Command Injection in tar.vim affects Vim < 9.2.479
==================================================
Date: 14.05.2026
Severity: Medium
CVE: *requested, not yet assigned*
CWE: Improper Neutralization of Special Elements used in an OS Command (CWE-78)
/
Improper Neutralization of Argument Delimiters in a Command (CWE-88)
## Summary
A command injection vulnerability exists in `tar#Vimuntar()` in
`runtime/autoload/tar.vim` when decompressing `.tgz` archives on
Unix-like systems. The function builds `:!gunzip` and `:!gzip -d`
commands using `shellescape(tartail)` without the `{special}` flag,
allowing a crafted archive filename to trigger Vim cmdline-special
expansion and execute shell commands in the user's context.
## Description
In `tar#Vimuntar()` (`runtime/autoload/tar.vim`), the archive tail name
derived from the current buffer filename is incorporated into a `:!`
command via `shellescape()` without the second argument. For `:!`
commands, Vim re-expands cmdline-special characters (`%`, `#`, `!`, and
similar) before passing the command to the shell. As documented under
`:help shellescape()`, the second argument must be set to a non-zero
value (`shellescape({string}, 1)`) whenever the result is used inside
`:!` or `:r !`. Because the flag is omitted here, a filename containing
both shell metacharacters and Vim special characters can break out of
the intended single-quoted argument and inject arbitrary shell commands.
## Impact
The vulnerability allows arbitrary shell command execution with the
privileges of the user running Vim.

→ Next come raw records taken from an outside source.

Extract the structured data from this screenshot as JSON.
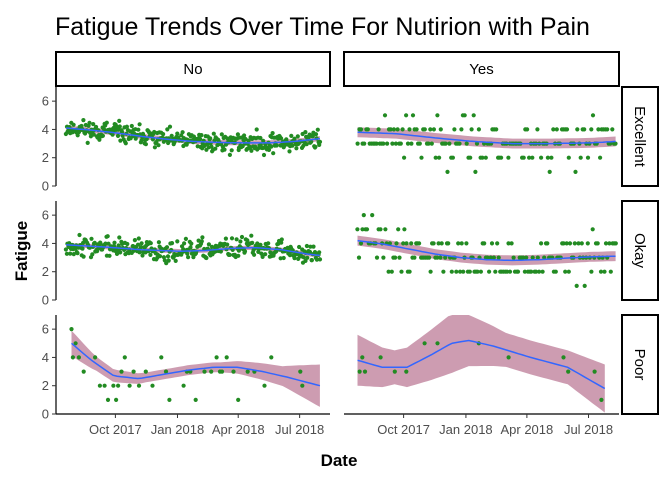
{
  "chart_data": {
    "type": "scatter",
    "title": "Fatigue Trends Over Time For Nutirion with Pain",
    "xlabel": "Date",
    "ylabel": "Fatigue",
    "facet_cols": [
      "No",
      "Yes"
    ],
    "facet_rows": [
      "Excellent",
      "Okay",
      "Poor"
    ],
    "x_range": [
      "2017-07-05",
      "2018-08-15"
    ],
    "x_ticks": [
      {
        "date": "2017-10-01",
        "label": "Oct 2017"
      },
      {
        "date": "2018-01-01",
        "label": "Jan 2018"
      },
      {
        "date": "2018-04-01",
        "label": "Apr 2018"
      },
      {
        "date": "2018-07-01",
        "label": "Jul 2018"
      }
    ],
    "ylim": [
      0,
      7
    ],
    "y_ticks": [
      0,
      2,
      4,
      6
    ],
    "grid": false,
    "colors": {
      "points": "#228b22",
      "smooth_line": "#3366ff",
      "ribbon": "#c48ba3",
      "strip_border": "#000000",
      "axis": "#000000",
      "tick_text": "#4d4d4d"
    },
    "panels": [
      {
        "row": "Excellent",
        "col": "No",
        "x_start": "2017-07-20",
        "x_end": "2018-07-31",
        "density": 350,
        "noise": 0.42,
        "noise_shape": "cont",
        "seed": 11,
        "ymin": 1.4,
        "ymax": 5.3,
        "smooth": [
          [
            0,
            4.1
          ],
          [
            0.1,
            3.95
          ],
          [
            0.2,
            3.75
          ],
          [
            0.3,
            3.5
          ],
          [
            0.4,
            3.3
          ],
          [
            0.5,
            3.15
          ],
          [
            0.6,
            3.08
          ],
          [
            0.7,
            3.05
          ],
          [
            0.8,
            3.05
          ],
          [
            0.9,
            3.15
          ],
          [
            1,
            3.35
          ]
        ],
        "band": 0.18
      },
      {
        "row": "Excellent",
        "col": "Yes",
        "x_start": "2017-07-25",
        "x_end": "2018-08-10",
        "density": 150,
        "noise": 1.0,
        "noise_shape": "int",
        "seed": 23,
        "ymin": 1,
        "ymax": 6,
        "smooth": [
          [
            0,
            3.8
          ],
          [
            0.15,
            3.7
          ],
          [
            0.3,
            3.4
          ],
          [
            0.45,
            3.15
          ],
          [
            0.6,
            3.0
          ],
          [
            0.75,
            3.0
          ],
          [
            0.9,
            3.05
          ],
          [
            1,
            3.15
          ]
        ],
        "band": 0.35
      },
      {
        "row": "Okay",
        "col": "No",
        "x_start": "2017-07-20",
        "x_end": "2018-07-31",
        "density": 330,
        "noise": 0.45,
        "noise_shape": "cont",
        "seed": 37,
        "ymin": 1.8,
        "ymax": 5.2,
        "smooth": [
          [
            0,
            3.9
          ],
          [
            0.15,
            3.75
          ],
          [
            0.3,
            3.55
          ],
          [
            0.45,
            3.45
          ],
          [
            0.55,
            3.5
          ],
          [
            0.65,
            3.65
          ],
          [
            0.75,
            3.7
          ],
          [
            0.85,
            3.55
          ],
          [
            0.95,
            3.25
          ],
          [
            1,
            3.15
          ]
        ],
        "band": 0.15
      },
      {
        "row": "Okay",
        "col": "Yes",
        "x_start": "2017-07-25",
        "x_end": "2018-08-10",
        "density": 160,
        "noise": 1.0,
        "noise_shape": "int",
        "seed": 41,
        "ymin": 1,
        "ymax": 6,
        "smooth": [
          [
            0,
            4.2
          ],
          [
            0.1,
            3.95
          ],
          [
            0.2,
            3.6
          ],
          [
            0.3,
            3.25
          ],
          [
            0.4,
            3.0
          ],
          [
            0.5,
            2.85
          ],
          [
            0.6,
            2.8
          ],
          [
            0.7,
            2.85
          ],
          [
            0.8,
            2.95
          ],
          [
            0.9,
            3.05
          ],
          [
            1,
            3.1
          ]
        ],
        "band": 0.35
      },
      {
        "row": "Poor",
        "col": "No",
        "x_start": "2017-07-28",
        "x_end": "2018-07-31",
        "points": [
          [
            "2017-07-28",
            6
          ],
          [
            "2017-07-30",
            4
          ],
          [
            "2017-08-03",
            5
          ],
          [
            "2017-08-08",
            4
          ],
          [
            "2017-08-15",
            3
          ],
          [
            "2017-09-01",
            4
          ],
          [
            "2017-09-08",
            2
          ],
          [
            "2017-09-15",
            2
          ],
          [
            "2017-09-20",
            1
          ],
          [
            "2017-09-28",
            2
          ],
          [
            "2017-10-02",
            1
          ],
          [
            "2017-10-05",
            2
          ],
          [
            "2017-10-10",
            3
          ],
          [
            "2017-10-15",
            4
          ],
          [
            "2017-10-22",
            2
          ],
          [
            "2017-10-28",
            3
          ],
          [
            "2017-11-05",
            2
          ],
          [
            "2017-11-15",
            3
          ],
          [
            "2017-11-25",
            2
          ],
          [
            "2017-12-08",
            4
          ],
          [
            "2017-12-15",
            3
          ],
          [
            "2017-12-20",
            1
          ],
          [
            "2018-01-10",
            2
          ],
          [
            "2018-01-15",
            3
          ],
          [
            "2018-01-20",
            3
          ],
          [
            "2018-01-28",
            1
          ],
          [
            "2018-02-10",
            3
          ],
          [
            "2018-02-20",
            3
          ],
          [
            "2018-02-28",
            4
          ],
          [
            "2018-03-05",
            3
          ],
          [
            "2018-03-08",
            3
          ],
          [
            "2018-03-15",
            4
          ],
          [
            "2018-03-25",
            3
          ],
          [
            "2018-04-01",
            1
          ],
          [
            "2018-04-15",
            3
          ],
          [
            "2018-04-25",
            3
          ],
          [
            "2018-05-10",
            2
          ],
          [
            "2018-05-20",
            4
          ],
          [
            "2018-07-02",
            3
          ],
          [
            "2018-07-05",
            2
          ]
        ],
        "smooth": [
          [
            0,
            5.0
          ],
          [
            0.08,
            3.8
          ],
          [
            0.17,
            2.7
          ],
          [
            0.27,
            2.5
          ],
          [
            0.37,
            2.8
          ],
          [
            0.47,
            3.1
          ],
          [
            0.57,
            3.3
          ],
          [
            0.67,
            3.3
          ],
          [
            0.77,
            3.0
          ],
          [
            0.87,
            2.6
          ],
          [
            1,
            2.0
          ]
        ],
        "band": [
          [
            0,
            0.9
          ],
          [
            0.1,
            0.5
          ],
          [
            0.3,
            0.35
          ],
          [
            0.6,
            0.35
          ],
          [
            0.85,
            0.7
          ],
          [
            1,
            1.5
          ]
        ]
      },
      {
        "row": "Poor",
        "col": "Yes",
        "x_start": "2017-07-25",
        "x_end": "2018-07-25",
        "points": [
          [
            "2017-07-28",
            3
          ],
          [
            "2017-08-01",
            4
          ],
          [
            "2017-08-05",
            3
          ],
          [
            "2017-08-28",
            4
          ],
          [
            "2017-09-18",
            3
          ],
          [
            "2017-10-05",
            3
          ],
          [
            "2017-11-01",
            5
          ],
          [
            "2017-11-20",
            5
          ],
          [
            "2018-01-20",
            5
          ],
          [
            "2018-03-05",
            4
          ],
          [
            "2018-05-25",
            4
          ],
          [
            "2018-06-01",
            3
          ],
          [
            "2018-07-10",
            3
          ],
          [
            "2018-07-20",
            1
          ]
        ],
        "smooth": [
          [
            0,
            3.8
          ],
          [
            0.1,
            3.3
          ],
          [
            0.2,
            3.3
          ],
          [
            0.3,
            4.2
          ],
          [
            0.38,
            5.0
          ],
          [
            0.45,
            5.2
          ],
          [
            0.55,
            4.8
          ],
          [
            0.7,
            4.0
          ],
          [
            0.85,
            3.3
          ],
          [
            1,
            1.8
          ]
        ],
        "band": [
          [
            0,
            1.8
          ],
          [
            0.15,
            1.2
          ],
          [
            0.38,
            2.1
          ],
          [
            0.6,
            1.2
          ],
          [
            0.85,
            1.2
          ],
          [
            1,
            1.7
          ]
        ]
      }
    ]
  }
}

Exploitation requires:
- a Unix-like system with the tar plugin enabled,
- a crafted `.tgz` archive on disk whose filename contains both a
single quote and Vim cmdline-special characters, and
- the victim to open the file and invoke the non-routine `:Vimuntar`
command.
The severity is rated Medium because successful exploitation yields
arbitrary command execution, but the requirement for a user-initiated
`:Vimuntar` invocation on an attacker-supplied suspicious filename limits the
practical attack surface.
## Acknowledgements
The Vim project would like to thank Aisle Research for reporting and
analyzing the issue.
## References
The issue has been fixed as of Vim patch
[v9.2.479](https://github.com/vim/vim/releases/tag/v9.2.0479).
-
[Commit](https://github.com/vim/vim/commit/3fb5e58fbc63d86a3e65f1a141b0d67af2aa38a1)
- [Github Security
Advisory](https://github.com/vim/vim/security/advisories/GHSA-2fpv-9ff7-xg5w)
Thanks,
Chris
--
I'm prepared for all emergencies but totally unprepared for everyday life.